Combo with daratumumab could be alternative to ASCT in MM

Of the 3, 1 discontinued before day 1 of the second cycle due to toxicity, 1 had a dose reduction to 56 mg/m² at day of the second cycle, and 1 escalated to 70 mg/m² at day 8 of cycle 3.

Ultimately, all patients who remained on study were able to escalate to 70 mg/m².

Safety

The hematologic treatment-emergent adverse events (TEAE) generally followed what has been observed in similar studies before, Dr Jakubowiak noted.

Hematologic TEAEs of all grades occurring in 30% or more of patients were lymphopenia (68%), thrombocytopenia (55%), anemia (46%), leukopenia (41%), and neutropenia (32%).

The most common non-hematologic TEAEs of all grades occurring in 30% of patients or more were diarrhea (73%), upper respiratory infection (59%) cough, constipation, and fatigue (50% each), dyspnea and insomnia (46%), nausea, rash, and back pain (41%), muscle spasm (36%), and vomiting, pain in extremity, hyperglycemia, and increased ALT (32%).

The most common grade 3/4 TEAEs were infrequent and many events had none of grade 3/4 severity.

The safety profile is consistent with what was previously reported for daratumumab or KRd, Dr Jakubowiak affirmed.

Serious TEAEs

Serious TEAEs occurred in 10 patients (46%), with many occurring in just 1 patient. Pulmonary embolism (PE) was the most frequent, occurring in 3 patients.

All patients were required to be on aspirin prophylaxis and 1 of the patients who had a PE discontinued therapy.

The number of patients with a serious TEAE reasonably related to an individual study drug were 3 (14%) for daratumumab, 5 (23%) for carfilzomib, 5 (23%) for lenalidomide, and 2 (9%) for dexamethasone.

The TEAEs of interest—tachycardia, congestive heart failure, and hypertension—occurred in a single patient each.

Overall, serious TEAEs were consistent with previous reports from KRd studies.

Echocardiogram assessment

Investigators conducted 30 systemic evaluations on the impact of this regimen on heart function.  The investigators observed no change from baseline through the duration of treatment in patients’ left ventricular ejection fractions.

One patient developed congestive heart failure, possibly related to daratumumab or carfilzomib. This patient resumed treatment with a reduced carfilzomib dose, elected ASCT on study day 113, and ended treatment with a VGPR.

“In all,” Dr Jakubowiak said, “we feel that there is no apparent signal of adverse impact of the addition of daratumumab on cardiac function.”

Infusion times and reactions

Overall, IRRs occurred in 27% of the patients, “which appears lower than with previous daratumumab studies,” Dr Jakubowiak noted. And IRRs occurred more frequently during the first infusion than subsequent infusions.

The split-dose infusion time was very similar to that of second and subsequent cycles.

There were limited events related to infusions. All were grade 1 or 2 and most occurred in only a single patient.

Response rate

The median number of treatment cycles administered was 11.5 (range, 2.0 – 13.0). The best response was 100% PR or better, 91% achieved VGPR or better, 42% CR or better, and 29% a stringent CR.

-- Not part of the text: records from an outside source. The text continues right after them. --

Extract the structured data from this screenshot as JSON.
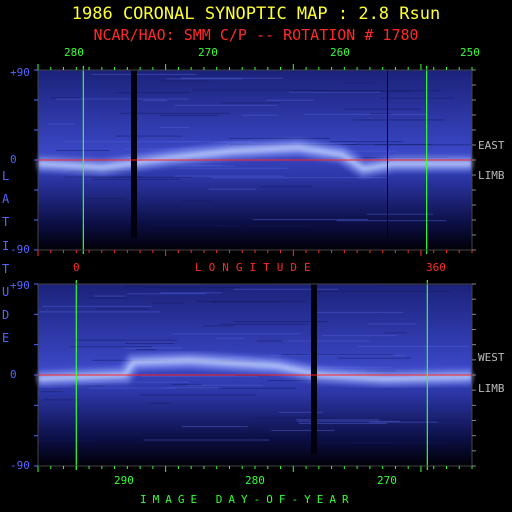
{
  "header": {
    "title": "1986 CORONAL SYNOPTIC MAP : 2.8 Rsun",
    "subtitle": "NCAR/HAO: SMM C/P -- ROTATION # 1780"
  },
  "chart_data": [
    {
      "type": "heatmap",
      "panel": "upper",
      "side_label": [
        "EAST",
        "LIMB"
      ],
      "top_axis": {
        "ticks": [
          280,
          270,
          260,
          250
        ],
        "range": [
          283.5,
          250
        ]
      },
      "bottom_axis": {
        "ticks": [
          0,
          360
        ],
        "label": "LONGITUDE"
      },
      "y_axis": {
        "range": [
          -90,
          90
        ],
        "ticks": [
          "+90",
          "0",
          "-90"
        ]
      },
      "green_lines": [
        280,
        253.5
      ],
      "red_line_latitude": 0
    },
    {
      "type": "heatmap",
      "panel": "lower",
      "side_label": [
        "WEST",
        "LIMB"
      ],
      "bottom_axis": {
        "ticks": [
          290,
          280,
          270
        ],
        "range": [
          297,
          263
        ],
        "label": "IMAGE DAY-OF-YEAR"
      },
      "y_axis": {
        "range": [
          -90,
          90
        ],
        "ticks": [
          "+90",
          "0",
          "-90"
        ]
      },
      "green_lines": [
        294,
        266.5
      ],
      "red_line_latitude": 0
    }
  ],
  "y_axis_label": "LATITUDE",
  "colors": {
    "title": "#ffff33",
    "subtitle": "#ff2a2a",
    "axis_green": "#33ff33",
    "axis_blue": "#5566ff",
    "band": "#ccddff"
  }
}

The depth of response improved with duration of treatment. For example, the sCR rate increased from 5% after 4 cycles to 29% at the end of treatment.

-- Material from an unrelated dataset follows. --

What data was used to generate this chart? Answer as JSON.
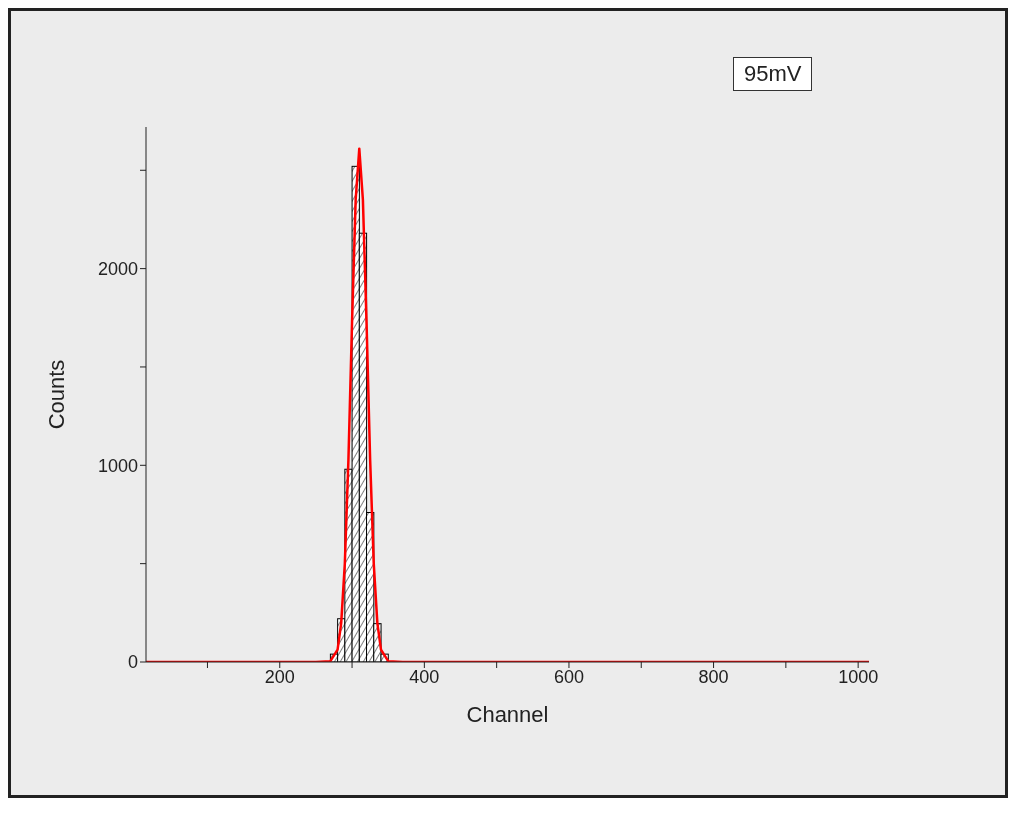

PFS was an exploratory endpoint. One patient progressed at 10.8 months and the 12-month PFS rate was 94% with all patients alive.

Stem cell harvest and ASCT

“For many of us,” Dr Jakubowiak commented, “it’s also of interest how this regimen will impact stem cell harvest.”

Nineteen of 22 patients were deemed to be transplant eligible, and the median number of CD34+ cells collected from them was 10.4 x 10⁶ cells/kg.